When you look at what he created, I think it may be no deeper than 6", or a fairly flat relief. You can see the "forced perspective" in the image where he is standing next to the piece.

I would venture to say, that a model maker creates a miniature of an actual object to given degree of accuracy. A "miniaturist" makes a duplicate object to every last detail.
A sculptor creates an "interpretation" of an object.
The model maker would fall somewher between a "sculptor" and a "miniaturist".
Nyow / =^o^= Other Models and Miniatures http://mysite.verizon.net/res1tf1s/
  • Member since
    January 2003
Posted by Jeff Herne on Friday, October 15, 2004 1:05 AM
Depends...most modelers are kit assemblers...a few scratchbuild additional parts, etc...and even fewer start with nothing more than a set of plans...

Jeff
  • Member since
    May 2003
  • From: Greenville, NC
Posted by jtilley on Friday, October 15, 2004 11:43 AM
Maybe this interesting question comes down to the old, eternal one: is or is not model building an art form? That one's been hashed out in many forums over the years. My own opinion is that it's a question of degree, rather than a clear line between one form and another.

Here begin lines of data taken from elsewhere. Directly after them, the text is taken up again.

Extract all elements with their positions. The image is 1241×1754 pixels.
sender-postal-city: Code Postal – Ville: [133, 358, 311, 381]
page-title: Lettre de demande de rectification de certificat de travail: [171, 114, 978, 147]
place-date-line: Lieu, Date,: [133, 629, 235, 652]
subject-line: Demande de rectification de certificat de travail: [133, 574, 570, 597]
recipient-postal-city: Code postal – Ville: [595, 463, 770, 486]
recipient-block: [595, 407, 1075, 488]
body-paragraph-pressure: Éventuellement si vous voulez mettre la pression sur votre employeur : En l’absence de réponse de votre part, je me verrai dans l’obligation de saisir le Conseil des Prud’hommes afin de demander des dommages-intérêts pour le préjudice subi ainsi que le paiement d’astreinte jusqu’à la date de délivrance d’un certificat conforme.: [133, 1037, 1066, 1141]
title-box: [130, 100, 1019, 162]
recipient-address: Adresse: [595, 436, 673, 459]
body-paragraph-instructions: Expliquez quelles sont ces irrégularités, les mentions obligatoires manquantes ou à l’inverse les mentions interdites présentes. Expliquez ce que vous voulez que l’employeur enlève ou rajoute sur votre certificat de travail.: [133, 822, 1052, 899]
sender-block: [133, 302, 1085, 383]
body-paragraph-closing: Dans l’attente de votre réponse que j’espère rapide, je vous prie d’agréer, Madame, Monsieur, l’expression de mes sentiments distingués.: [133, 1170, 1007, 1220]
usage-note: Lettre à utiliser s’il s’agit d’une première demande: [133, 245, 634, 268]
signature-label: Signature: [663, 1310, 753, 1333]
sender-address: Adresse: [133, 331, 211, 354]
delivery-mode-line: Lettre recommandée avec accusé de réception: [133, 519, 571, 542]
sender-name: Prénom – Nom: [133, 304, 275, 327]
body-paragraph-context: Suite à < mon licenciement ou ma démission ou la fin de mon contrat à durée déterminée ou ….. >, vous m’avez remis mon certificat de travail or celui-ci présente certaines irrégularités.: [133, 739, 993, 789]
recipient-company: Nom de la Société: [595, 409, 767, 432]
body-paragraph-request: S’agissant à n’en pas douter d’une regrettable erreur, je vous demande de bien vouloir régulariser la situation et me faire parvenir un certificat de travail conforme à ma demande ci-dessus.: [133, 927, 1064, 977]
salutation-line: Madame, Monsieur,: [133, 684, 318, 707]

I'm reminded of the 19th-century marine artist Antonio Jacobsen. His oil paintings of ships are wonderful primary sources and great decorations. He had an extremely formulaic style, and cranked out those paintings at an average rate of one every day and a half for something over twenty years. To say that Jacobsen was an "artist" because he did oil paintings of ships, and that Harold Hahn, August Crabtree, C. Nepean Longridge, Donald McNarry, and Norman Ough were not "artists" because they built models of ships, strikes me as logically inconsistent.

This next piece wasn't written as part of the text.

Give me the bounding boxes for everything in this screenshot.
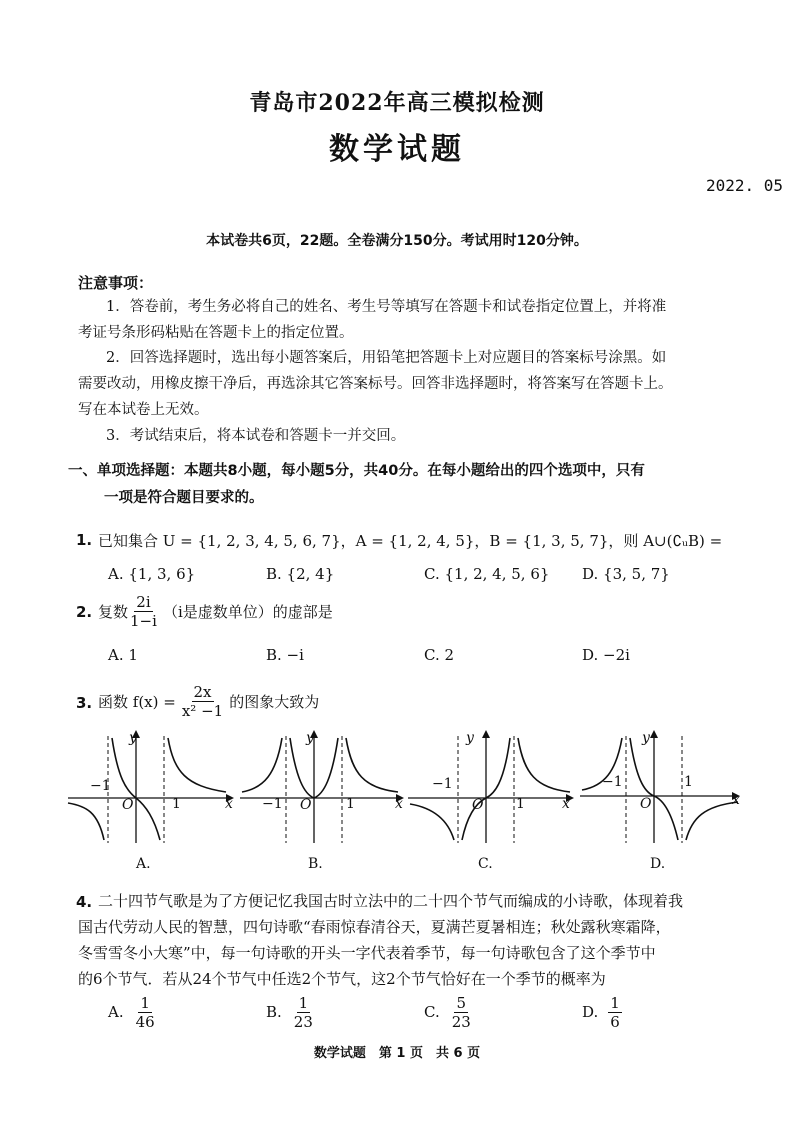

My own view, for what little it's worth, is that (1) some ship models, some paintings, and some sculpture deserve to be labeled "art"; (2) some ship models, some paintings, and some sculpture don't; and (3) the distinction needs to be made by the individual observer on the basis of individual judgment and taste.

Youth, talent, hard work, and enthusiasm are no match for old age and treachery.